GED Algebra Problems

Algebra is a significant component of the GED math test, and it requires students to be comfortable with using letters to represent numbers in equations and inequalities. One common type of problem involves solving for an unknown, which can be approached using algebraic manipulation.

For example, when determining the time it takes for Terence to travel a certain distance, we start with the algebraic expression $\text{Time}=\frac{\text{Distance}}{\text{Speed}}$. Solving this provides us with a specific value for the time variable. This step is critical in GED algebra problems as it demonstrates the ability to manipulate and solve equations.

Key Algebra Concepts

• Variables: Variables represent unknown values and are central to algebraic equations.
• Solving Equations: The process of finding the value of the variable that makes the equation true.
• Equation Balancing: Whatever operation is done to one side of the equation should be done to the other to maintain balance.

Strengthening these algebra skills is crucial for success in GED math and beyond.

GED Test Preparation

Proper preparation for the GED test is essential to succeed, and for the math section, this involves a solid understanding of a range of mathematical concepts, including algebra, geometry, data analysis, and arithmetic operations.

When preparing for the math section, practice a variety of problems to become comfortable with different types of questions. Use practice tests to identify areas of strength and weakness. Focus on improving weak areas while also reinforcing stronger skills.

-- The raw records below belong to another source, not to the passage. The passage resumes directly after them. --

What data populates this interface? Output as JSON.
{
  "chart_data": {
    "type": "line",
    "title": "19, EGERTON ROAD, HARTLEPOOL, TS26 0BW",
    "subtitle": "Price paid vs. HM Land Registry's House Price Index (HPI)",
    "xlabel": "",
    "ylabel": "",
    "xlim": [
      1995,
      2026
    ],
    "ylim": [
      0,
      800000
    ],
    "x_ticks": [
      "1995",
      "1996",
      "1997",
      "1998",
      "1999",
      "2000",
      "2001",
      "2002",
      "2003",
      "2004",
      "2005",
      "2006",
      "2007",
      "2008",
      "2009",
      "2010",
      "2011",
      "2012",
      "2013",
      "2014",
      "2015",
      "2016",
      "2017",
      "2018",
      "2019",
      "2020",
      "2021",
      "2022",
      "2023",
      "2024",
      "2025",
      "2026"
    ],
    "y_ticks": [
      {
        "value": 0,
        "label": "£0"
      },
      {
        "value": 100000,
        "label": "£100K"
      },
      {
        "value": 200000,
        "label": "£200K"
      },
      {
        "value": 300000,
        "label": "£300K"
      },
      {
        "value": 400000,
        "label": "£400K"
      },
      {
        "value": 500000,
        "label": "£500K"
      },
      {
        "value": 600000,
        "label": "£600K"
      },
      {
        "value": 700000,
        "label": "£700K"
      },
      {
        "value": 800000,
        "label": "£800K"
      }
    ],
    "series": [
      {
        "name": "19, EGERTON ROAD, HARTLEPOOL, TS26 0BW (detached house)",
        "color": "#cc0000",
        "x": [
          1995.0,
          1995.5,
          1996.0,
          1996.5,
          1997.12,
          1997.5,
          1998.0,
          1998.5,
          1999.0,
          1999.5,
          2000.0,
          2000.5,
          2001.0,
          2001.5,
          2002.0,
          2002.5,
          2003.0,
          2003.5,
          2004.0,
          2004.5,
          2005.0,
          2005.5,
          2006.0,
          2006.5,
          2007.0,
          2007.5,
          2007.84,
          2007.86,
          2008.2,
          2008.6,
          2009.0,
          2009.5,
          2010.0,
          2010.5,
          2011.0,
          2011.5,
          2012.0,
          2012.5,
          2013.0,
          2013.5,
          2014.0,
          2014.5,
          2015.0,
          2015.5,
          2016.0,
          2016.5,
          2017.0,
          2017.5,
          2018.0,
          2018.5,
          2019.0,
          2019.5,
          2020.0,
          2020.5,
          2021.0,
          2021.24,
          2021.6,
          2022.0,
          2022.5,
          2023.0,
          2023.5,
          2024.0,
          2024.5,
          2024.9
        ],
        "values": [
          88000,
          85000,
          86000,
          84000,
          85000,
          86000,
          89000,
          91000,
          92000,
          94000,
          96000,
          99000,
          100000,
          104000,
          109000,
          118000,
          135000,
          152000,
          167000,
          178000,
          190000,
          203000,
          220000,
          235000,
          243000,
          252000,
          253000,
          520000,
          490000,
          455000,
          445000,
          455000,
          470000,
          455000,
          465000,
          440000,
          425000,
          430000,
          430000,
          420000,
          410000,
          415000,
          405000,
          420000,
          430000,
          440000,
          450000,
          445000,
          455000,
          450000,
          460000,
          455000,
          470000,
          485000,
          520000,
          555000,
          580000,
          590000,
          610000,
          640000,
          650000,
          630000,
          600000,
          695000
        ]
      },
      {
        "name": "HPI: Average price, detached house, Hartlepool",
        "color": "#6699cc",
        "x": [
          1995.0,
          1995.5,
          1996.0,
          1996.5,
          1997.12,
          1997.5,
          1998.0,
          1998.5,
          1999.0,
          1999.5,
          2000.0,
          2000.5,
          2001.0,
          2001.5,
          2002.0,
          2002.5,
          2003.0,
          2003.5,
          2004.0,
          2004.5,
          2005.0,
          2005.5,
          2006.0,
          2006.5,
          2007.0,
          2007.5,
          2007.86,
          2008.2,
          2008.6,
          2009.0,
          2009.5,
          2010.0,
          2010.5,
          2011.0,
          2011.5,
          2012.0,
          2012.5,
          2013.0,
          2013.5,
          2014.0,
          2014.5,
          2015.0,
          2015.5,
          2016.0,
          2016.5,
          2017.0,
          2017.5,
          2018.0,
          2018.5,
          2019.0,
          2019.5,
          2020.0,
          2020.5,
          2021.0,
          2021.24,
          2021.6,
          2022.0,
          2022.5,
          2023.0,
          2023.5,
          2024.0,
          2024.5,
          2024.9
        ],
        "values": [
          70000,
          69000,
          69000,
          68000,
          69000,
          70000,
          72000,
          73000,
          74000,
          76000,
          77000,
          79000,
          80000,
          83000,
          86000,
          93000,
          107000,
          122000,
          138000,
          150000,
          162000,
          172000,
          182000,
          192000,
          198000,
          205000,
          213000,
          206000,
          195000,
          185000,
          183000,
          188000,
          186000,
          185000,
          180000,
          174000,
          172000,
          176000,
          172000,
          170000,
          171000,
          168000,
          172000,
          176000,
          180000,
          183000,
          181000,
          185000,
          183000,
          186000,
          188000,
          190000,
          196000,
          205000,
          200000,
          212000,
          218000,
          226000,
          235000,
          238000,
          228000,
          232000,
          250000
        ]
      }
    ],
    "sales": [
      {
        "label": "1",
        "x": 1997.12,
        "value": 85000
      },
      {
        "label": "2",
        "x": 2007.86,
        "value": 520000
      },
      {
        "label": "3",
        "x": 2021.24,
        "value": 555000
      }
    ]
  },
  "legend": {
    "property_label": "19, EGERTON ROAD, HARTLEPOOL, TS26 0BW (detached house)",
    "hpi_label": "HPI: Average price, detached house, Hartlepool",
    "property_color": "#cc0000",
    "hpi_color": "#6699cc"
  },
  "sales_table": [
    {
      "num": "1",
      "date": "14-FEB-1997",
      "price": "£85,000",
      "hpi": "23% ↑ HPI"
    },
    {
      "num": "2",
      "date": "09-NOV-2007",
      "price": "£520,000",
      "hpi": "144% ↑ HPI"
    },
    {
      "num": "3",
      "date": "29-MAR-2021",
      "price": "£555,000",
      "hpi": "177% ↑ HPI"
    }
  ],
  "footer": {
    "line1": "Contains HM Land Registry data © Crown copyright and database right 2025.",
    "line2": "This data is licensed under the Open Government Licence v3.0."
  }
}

Effective Study Strategies for the GED Math Test

• Understand the Concepts: Don’t just memorize procedures; aim to understand the underlying concepts.
• Practice Regularly: Consistency in practice helps to reinforce learning and improve retention.
• Simulate Testing Conditions: Taking timed practice tests can help you manage time during the actual exam.

Remember, resourcefulness is as important as memory and practice. Familiarize yourself with the types of math tools allowed, such as calculators, and how to use them effectively during the test.